Inibaru.id - Di jantung Lasem, sebuah kota kecil yang kaya sejarah di Kabupaten Rembang, Jawa Tengah, kini berdiri bangunan unik menyerupai rumah gadang yang menjadi "kediaman" bagi Museum Islam Nusantara. Bangunan ini telah menarik perhatian sejak soft opening pada 2023 lalu.
Museum ini berdiri megah di kompleks Masjid Jami’ Lasem, tepat di sebelah barat alun-alun kota.

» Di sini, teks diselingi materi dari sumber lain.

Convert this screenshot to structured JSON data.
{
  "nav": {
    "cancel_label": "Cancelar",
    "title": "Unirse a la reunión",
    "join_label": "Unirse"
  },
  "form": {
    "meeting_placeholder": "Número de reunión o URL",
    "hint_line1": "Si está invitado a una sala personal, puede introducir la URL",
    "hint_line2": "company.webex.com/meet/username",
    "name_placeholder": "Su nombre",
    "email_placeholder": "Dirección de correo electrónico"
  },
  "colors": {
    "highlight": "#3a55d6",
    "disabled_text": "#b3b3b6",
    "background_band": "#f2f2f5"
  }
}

Memadukan gaya Rumah Gadang khas Sumatera Barat dengan sentuhan rumah adat Jawa, bangunan ini menjadi simbol kuat dari akulturasi budaya yang hidup lama di Lasem, persinggahan multi etnis: Jawa, Tionghoa, dan Arab.
Lasem adalah daerah penuh cerita, yang sejarahnya lebih tua dari Rembang yang menaunginya. Sejak masa Kerajaan Majapahit abad ke-13 hingga ke-14, Lasem telah menjadi kerajaan kecil yang dipimpin oleh Dewi Indu atau Bhre Lasem, adik dari Raja Hayam Wuruk.
Jejak penting dalam sejarah dakwah Islam juga ditorehkan di tlatah ini. Sekitar abad ke-15, Sunan Bonang, salah satu Wali Songo dan guru dari Sunan Kalijaga, hadir di Lasem dan meninggalkan peninggalan yang masih dirawat hingga kini. Peninggalannya tersebar di Bukit Bonang, mulai dari petilasan hingga masjid dan makam.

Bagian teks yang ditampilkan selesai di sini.